Como se diz no recurso que admitiu a revista:
“A questão do deficit de instrução dos procedimentos de decisão de devolução de uma pessoa a um País terceiro quanto às condições atuais existentes no procedimento de asilo e no acolhimento no Estado-Membro considerado responsável [in casu a França] para que se possa verificar se, no caso concreto, existem motivos que determinem a impossibilidade de tal transferência, tem vindo a colocar-se na jurisdição administrativa com frequência, constituindo matéria juridicamente relevante e cuja solução é aplicável em casos futuros.

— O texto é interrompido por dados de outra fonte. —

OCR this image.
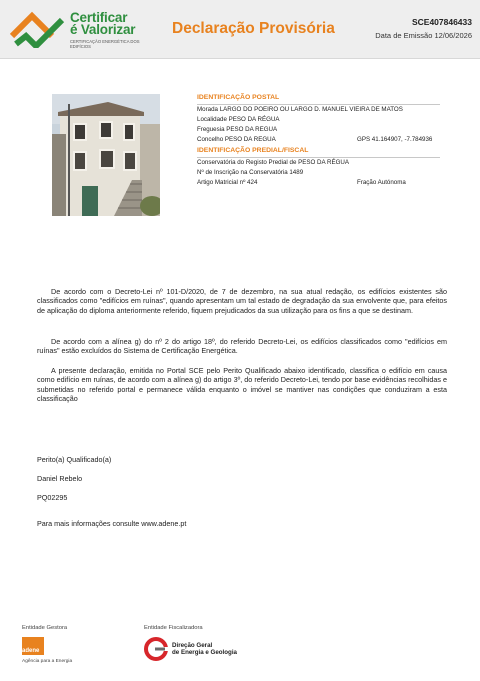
Certificar
é Valorizar
CERTIFICAÇÃO ENERGÉTICA DOS EDIFÍCIOS
Declaração Provisória	SCE407846433
Data de Emissão 12/06/2026
IDENTIFICAÇÃO POSTAL
Morada LARGO DO POEIRO OU LARGO D. MANUEL VIEIRA DE MATOS
Localidade PESO DA RÉGUA
Freguesia PESO DA REGUA
Concelho PESO DA REGUA	GPS 41.164907, -7.784936
IDENTIFICAÇÃO PREDIAL/FISCAL
Conservatória do Registo Predial de PESO DA RÉGUA
Nº de Inscrição na Conservatória 1489
Artigo Matricial nº 424	Fração Autónoma

De acordo com o Decreto-Lei nº 101-D/2020, de 7 de dezembro, na sua atual redação, os edifícios existentes são classificados como "edifícios em ruínas", quando apresentam um tal estado de degradação da sua envolvente que, para efeitos de aplicação do diploma anteriormente referido, fiquem prejudicados da sua utilização para os fins a que se destinam.

De acordo com a alínea g) do nº 2 do artigo 18º, do referido Decreto-Lei, os edifícios classificados como "edifícios em ruínas" estão excluídos do Sistema de Certificação Energética.

A presente declaração, emitida no Portal SCE pelo Perito Qualificado abaixo identificado, classifica o edifício em causa como edifício em ruínas, de acordo com a alínea g) do artigo 3º, do referido Decreto-Lei, tendo por base evidências recolhidas e submetidas no referido portal e permanece válida enquanto o imóvel se mantiver nas condições que conduziram a esta classificação

Perito(a) Qualificado(a)
Daniel Rebelo
PQ02295
Para mais informações consulte www.adene.pt
Entidade Gestora
adene
Agência para a Energia
Entidade Fiscalizadora
Direção Geral
de Energia e Geologia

Temos, por outro lado, que apresenta-se como diametralmente divergente o juízo firmado pelas instâncias quanto à questão, sendo que o juízo do TCA/S, não se revelando como dotado de óbvia plausibilidade, mostra-se carecido de um melhor e mais esclarecido aprofundamento, justificando-se, nessa medida, a necessidade da intervenção clarificadora na matéria do órgão de cúpula da jurisdição, cientes de que o mesmo parece ter, primo conspectu, decidido ao arrepio da jurisprudência deste Supremo Tribunal [cfr., nomeadamente, entre outros os Acs. de 16.01.2020 - Proc. n.º 02240/18.7BELSB, de 04.06.2020 - Proc. n.º 01322/19.2BELSB, de 02.07.2020 - Procs. n.ºs 01786/19.4BELSB e 01088/19.6BELSB, de 09.07.2020 - Proc. n.º 01419/19.9BELSB, de 10.09.2020 - Procs. n.ºs 01705/19.8BELSB e 03421/19.1BEPRT, de 05.11.2020 - Procs. n.ºs 01108/19.4BELSB, 01932/19.8BELSB e 02364/18.0BELSB, de 19.11.2020 - Proc. n.º 01301/19.0BELSB, de 18.01.2021 - Proc. n.º 01542/19.0BELSB, de 04.02.2021 - Proc. n.º 0115/20.9BELSB, de 11.03.2021 - Proc. n.º 02295/19.7BELSB, de 08.04.2021 - Proc. n.º 02253/19.1BELSB, de 22.04.2021 - Proc. n.º 01039/19.8BELSB, de 27.05.2021 - Proc. n.º 01357/19.5BELSB].”
Entende o recorrente que não é exigível ao SEF que, previamente à tomada de decisão de transferência do requerente de proteção, averigue o modo de funcionamento do procedimento da mesma natureza e a verificação das condições de acolhimento dos refugiados no Estado responsável pela retoma quando não existam indícios concretos de falhas sistémicas nos procedimentos de asilo em causa.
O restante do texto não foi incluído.